As a queer Senegalese-American artist, my practice engages strategies of coded language and restricted access. In contexts where queer identities are often erased or criminalized, opacity and abstraction become tools of protection as much as expression. Central to this investigation is The Maad Code, an alphabet I invented derived from the maad fruit (Saba senegalensis). Through this evolving system, I explore how ancestral knowledge, myth, and embodied gesture can form alternative structures of communication beyond colonial alphabets and archives. 

Drawing on my diasporic experience, I find inspiration in African and African American histories, as well as mythological traditions that understand time as cyclical and expansive.

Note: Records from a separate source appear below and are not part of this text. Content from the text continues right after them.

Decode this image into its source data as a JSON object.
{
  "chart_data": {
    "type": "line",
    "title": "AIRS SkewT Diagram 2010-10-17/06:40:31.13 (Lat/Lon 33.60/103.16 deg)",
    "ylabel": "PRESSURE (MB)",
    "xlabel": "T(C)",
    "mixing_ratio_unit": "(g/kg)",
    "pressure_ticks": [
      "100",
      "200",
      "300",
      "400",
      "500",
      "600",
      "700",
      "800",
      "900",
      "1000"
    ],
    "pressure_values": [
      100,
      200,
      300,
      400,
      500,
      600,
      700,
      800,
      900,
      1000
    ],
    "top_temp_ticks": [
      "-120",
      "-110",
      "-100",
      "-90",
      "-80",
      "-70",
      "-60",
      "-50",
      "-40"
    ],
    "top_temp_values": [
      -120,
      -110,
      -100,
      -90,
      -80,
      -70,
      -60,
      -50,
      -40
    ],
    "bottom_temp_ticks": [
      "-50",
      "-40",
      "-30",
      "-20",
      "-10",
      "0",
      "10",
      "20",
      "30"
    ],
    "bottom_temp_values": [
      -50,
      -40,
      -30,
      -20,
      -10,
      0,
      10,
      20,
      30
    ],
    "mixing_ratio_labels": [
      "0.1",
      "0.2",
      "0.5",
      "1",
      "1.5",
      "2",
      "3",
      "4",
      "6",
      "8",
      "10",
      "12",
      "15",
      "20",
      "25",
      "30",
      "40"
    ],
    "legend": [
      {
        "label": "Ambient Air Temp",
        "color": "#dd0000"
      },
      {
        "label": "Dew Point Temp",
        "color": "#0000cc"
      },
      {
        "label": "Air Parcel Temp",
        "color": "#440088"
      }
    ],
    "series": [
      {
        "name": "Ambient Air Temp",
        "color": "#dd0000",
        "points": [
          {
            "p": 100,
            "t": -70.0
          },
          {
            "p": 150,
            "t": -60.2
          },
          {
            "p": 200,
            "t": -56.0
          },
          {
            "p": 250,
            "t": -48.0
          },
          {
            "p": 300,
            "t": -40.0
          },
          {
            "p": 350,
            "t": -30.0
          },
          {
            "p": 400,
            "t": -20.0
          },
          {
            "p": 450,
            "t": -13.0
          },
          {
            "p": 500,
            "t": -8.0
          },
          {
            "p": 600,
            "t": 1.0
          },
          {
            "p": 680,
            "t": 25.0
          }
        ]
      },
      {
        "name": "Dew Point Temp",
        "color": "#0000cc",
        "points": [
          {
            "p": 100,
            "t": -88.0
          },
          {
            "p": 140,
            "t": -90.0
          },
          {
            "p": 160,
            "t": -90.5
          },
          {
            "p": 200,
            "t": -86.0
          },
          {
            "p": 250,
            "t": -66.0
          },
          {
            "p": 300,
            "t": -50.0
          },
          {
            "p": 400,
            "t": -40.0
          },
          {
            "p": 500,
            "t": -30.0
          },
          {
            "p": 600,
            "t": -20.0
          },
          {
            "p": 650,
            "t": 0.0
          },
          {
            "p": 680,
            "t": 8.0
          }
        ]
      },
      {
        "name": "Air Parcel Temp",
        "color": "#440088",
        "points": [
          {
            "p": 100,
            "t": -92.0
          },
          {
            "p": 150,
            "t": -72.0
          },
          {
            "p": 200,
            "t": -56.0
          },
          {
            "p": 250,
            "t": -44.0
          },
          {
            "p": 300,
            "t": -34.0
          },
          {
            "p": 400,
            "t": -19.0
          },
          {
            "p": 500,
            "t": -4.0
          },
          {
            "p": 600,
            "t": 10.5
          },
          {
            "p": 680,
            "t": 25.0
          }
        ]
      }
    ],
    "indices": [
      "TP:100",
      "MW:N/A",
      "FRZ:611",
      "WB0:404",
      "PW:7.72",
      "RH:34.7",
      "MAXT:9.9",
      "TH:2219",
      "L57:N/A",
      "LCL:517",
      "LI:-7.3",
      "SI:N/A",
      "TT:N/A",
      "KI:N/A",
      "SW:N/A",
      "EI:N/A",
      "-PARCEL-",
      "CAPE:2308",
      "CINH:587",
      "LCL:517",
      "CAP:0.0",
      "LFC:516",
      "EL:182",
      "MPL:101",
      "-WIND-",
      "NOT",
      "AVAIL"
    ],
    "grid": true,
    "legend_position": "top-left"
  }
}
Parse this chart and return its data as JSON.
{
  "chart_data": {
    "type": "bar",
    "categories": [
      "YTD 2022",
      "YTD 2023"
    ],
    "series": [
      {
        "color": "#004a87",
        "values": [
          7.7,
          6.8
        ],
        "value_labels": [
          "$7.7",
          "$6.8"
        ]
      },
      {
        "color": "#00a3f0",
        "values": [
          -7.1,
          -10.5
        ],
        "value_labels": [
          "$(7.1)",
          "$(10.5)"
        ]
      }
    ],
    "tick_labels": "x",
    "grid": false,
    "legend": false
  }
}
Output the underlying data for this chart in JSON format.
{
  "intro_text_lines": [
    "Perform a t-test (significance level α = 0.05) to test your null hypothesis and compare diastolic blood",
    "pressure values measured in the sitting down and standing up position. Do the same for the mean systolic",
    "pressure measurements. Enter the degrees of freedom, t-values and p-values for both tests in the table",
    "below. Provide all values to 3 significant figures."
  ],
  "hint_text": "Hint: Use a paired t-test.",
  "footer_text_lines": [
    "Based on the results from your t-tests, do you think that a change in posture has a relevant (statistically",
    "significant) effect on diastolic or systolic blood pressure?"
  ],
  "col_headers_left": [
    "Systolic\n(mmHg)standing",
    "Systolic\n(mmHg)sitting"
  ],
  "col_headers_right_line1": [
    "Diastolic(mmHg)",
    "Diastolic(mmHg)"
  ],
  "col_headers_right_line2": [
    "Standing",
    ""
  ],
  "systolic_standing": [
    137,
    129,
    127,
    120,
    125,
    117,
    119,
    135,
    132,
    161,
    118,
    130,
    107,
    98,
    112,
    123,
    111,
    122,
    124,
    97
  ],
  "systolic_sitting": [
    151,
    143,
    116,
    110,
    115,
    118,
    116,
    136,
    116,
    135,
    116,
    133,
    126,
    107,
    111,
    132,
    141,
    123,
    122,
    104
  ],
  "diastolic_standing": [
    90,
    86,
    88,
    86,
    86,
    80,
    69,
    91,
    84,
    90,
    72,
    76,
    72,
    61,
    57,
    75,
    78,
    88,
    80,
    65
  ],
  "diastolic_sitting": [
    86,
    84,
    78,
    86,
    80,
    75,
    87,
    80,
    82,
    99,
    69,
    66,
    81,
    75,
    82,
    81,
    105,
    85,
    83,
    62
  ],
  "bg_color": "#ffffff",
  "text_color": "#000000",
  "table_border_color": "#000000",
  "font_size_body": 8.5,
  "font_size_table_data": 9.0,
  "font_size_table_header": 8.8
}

These references allow my work to imagine archives that simultaneously hold care, secrecy, and resilience.

My multidisciplinary practice treats language as both material and structure: constructed, protected, and selectively revealed. With each piece functioning as both an archive and a vessel, my work encompasses layered, textural visual containers, including sculpture, language, moving image, sound, oil pastel drawings, and works on paper.  Across these media, I explore how abstraction, ornament, and restraint can carry layered meaning, and how subtle gestures can communicate flamboyance through texture, color, and form.

Ultimately, my practice is rooted in the celebration and cultivation of queer liberation. Through material hybridity, coded abstraction, and portraiture, I aim to construct visual languages that honor memory while imagining futures in which queer identities are not only visible but protected, cherished, and free.